ATLANTA (October 24, 2023) The CMT Research Foundation, a non-profit focused solely on delivering treatments and cures for Charcot-Marie-Tooth disease (CMT)*, has invested in a project at Armatus Bio that will advance a novel miRNA gene therapy candidate for CMT type 1A designed to reduce PMP22 overexpression in Schwann cells, a known genetic driver of the disease. The treatment would be delivered via a single intrathecal injection, with the objective of achieving clinically meaningful functional improvements, enabling patients to retain activities of daily living. If successful, Armatus aims to initiate clinical trials of ARM-101 in early 2025.

“Armatus Bio is advancing a gene therapy candidate that has shown promising results in early in vitro and animal model studies,” says Cleary Simpson, CEO of CMTRF. “In order to progress into human clinical trials, it is important to demonstrate that the therapy can reach specific targets in animal models more closely related to humans. Foundational studies like these enable promising scientific concepts to move into human testing with increased confidence in safety and efficacy for a population in need.”

“We are conducting a study of the ARM-101 biodistribution to confirm the Schwann cell targeting success seen in mice and verify appropriate human doses in a model that more closely correlates to human biology,” says Rachel Salzman, DVM, Chief Executive Officer of Armatus Bio. “These foundational data are not only critical to advancing ARM-101 development, but also provide crucial information about the ability of precision therapies to target appropriate tissues implicated in neuropathies.”

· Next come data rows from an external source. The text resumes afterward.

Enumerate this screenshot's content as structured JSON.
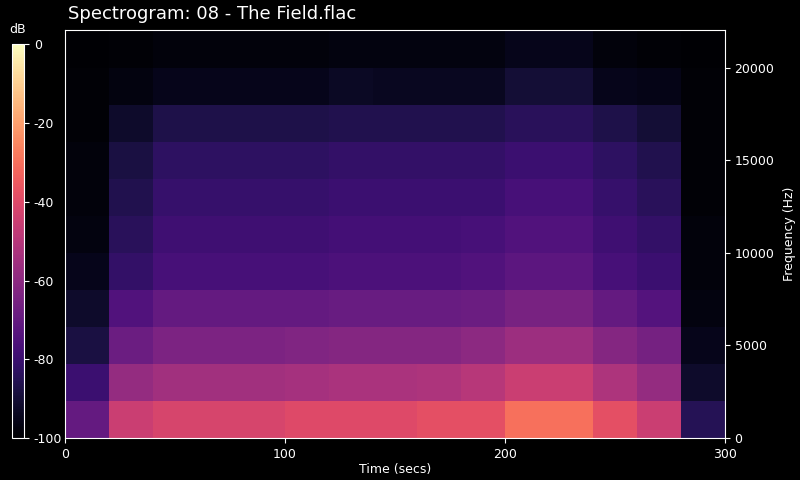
{
  "chart_data": {
    "type": "heatmap",
    "title": "Spectrogram: 08 - The Field.flac",
    "x_label": "Time (secs)",
    "y_label": "Frequency (Hz)",
    "colorbar_label": "dB",
    "color": "magma",
    "xlim": [
      0,
      300
    ],
    "ylim": [
      0,
      22050
    ],
    "xticks": [
      0,
      100,
      200,
      300
    ],
    "yticks": [
      0,
      5000,
      10000,
      15000,
      20000
    ],
    "colorbar_range": [
      -100,
      0
    ],
    "colorbar_ticks": [
      -100,
      -80,
      -60,
      -40,
      -20,
      0
    ],
    "x_edges": [
      0,
      20,
      40,
      60,
      80,
      100,
      120,
      140,
      160,
      180,
      200,
      220,
      240,
      260,
      280,
      300
    ],
    "y_edges": [
      0,
      2000,
      4000,
      6000,
      8000,
      10000,
      12000,
      14000,
      16000,
      18000,
      20000,
      22050
    ],
    "cells": [
      [
        -70,
        -45,
        -42,
        -42,
        -42,
        -40,
        -40,
        -40,
        -38,
        -38,
        -30,
        -30,
        -38,
        -45,
        -85
      ],
      [
        -80,
        -58,
        -55,
        -55,
        -55,
        -54,
        -53,
        -53,
        -52,
        -50,
        -45,
        -45,
        -52,
        -58,
        -92
      ],
      [
        -88,
        -68,
        -64,
        -64,
        -64,
        -63,
        -62,
        -62,
        -62,
        -60,
        -56,
        -56,
        -62,
        -66,
        -95
      ],
      [
        -92,
        -75,
        -70,
        -70,
        -70,
        -70,
        -69,
        -69,
        -69,
        -68,
        -65,
        -65,
        -70,
        -74,
        -97
      ],
      [
        -95,
        -82,
        -77,
        -77,
        -77,
        -77,
        -76,
        -76,
        -76,
        -75,
        -72,
        -72,
        -77,
        -80,
        -98
      ],
      [
        -97,
        -84,
        -79,
        -79,
        -79,
        -79,
        -78,
        -78,
        -78,
        -77,
        -75,
        -75,
        -79,
        -82,
        -98
      ],
      [
        -98,
        -86,
        -81,
        -81,
        -81,
        -81,
        -80,
        -80,
        -80,
        -80,
        -77,
        -77,
        -81,
        -84,
        -99
      ],
      [
        -98,
        -88,
        -83,
        -83,
        -83,
        -83,
        -82,
        -82,
        -82,
        -82,
        -80,
        -80,
        -83,
        -86,
        -99
      ],
      [
        -99,
        -92,
        -87,
        -87,
        -87,
        -87,
        -86,
        -86,
        -86,
        -86,
        -84,
        -84,
        -87,
        -90,
        -99
      ],
      [
        -99,
        -97,
        -95,
        -95,
        -95,
        -95,
        -93,
        -94,
        -94,
        -94,
        -90,
        -90,
        -95,
        -96,
        -99
      ],
      [
        -100,
        -99,
        -98,
        -98,
        -98,
        -98,
        -97,
        -97,
        -97,
        -97,
        -95,
        -95,
        -98,
        -99,
        -100
      ]
    ]
  }
}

Armatus Bio, based in Columbus Ohio, is an emerging biotechnology company applying the rigor of advanced bioengineering to the complex challenge of genetic medicine. Through dynamic collaborations with renowned gene therapy experts in Ohio, the company is building a pipeline of novel therapeutic candidates designed to overcome the limitations of today’s approaches and propel the next generation of genetic medicines.

CMT Research Foundation (CMTRF) is a patient-led, non-profit focused on delivering treatments and cures for CMT. The foundation identifies significant obstacles or deficiencies impeding progress towards a cure and seeks out collaborators to address these issues. To date, CMTRF has funded 19 projects, of which 6 are completed. Of those 6 completed projects, 5 have clinical candidates. CMTRF’s mission to invest in promising science with high potential of leading to treatments and cures was proven effective and ground-breaking when DTx Pharma with a CMTRF- backed program as its lead candidate was acquired by Novartis for $1 billion. Founded by two patients who are driven to expedite drug delivery to people who live with CMT, the 501(c)(3) federal tax-exempt organization is supported by personal and corporate financial gifts.

*Charcot-Marie-Tooth encompasses a group of inherited, chronic peripheral neuropathies that result in nerve degradation. CMT patients suffer from progressive muscle atrophy of legs and arms, causing walking, running and balance problems as well as abnormal functioning of hands and feet. CMT affects one in 2,500 people (about the same prevalence as cystic fibrosis), including 150,000 Americans and nearly 3 million people worldwide. At the moment, there is no treatment or cure for CMT.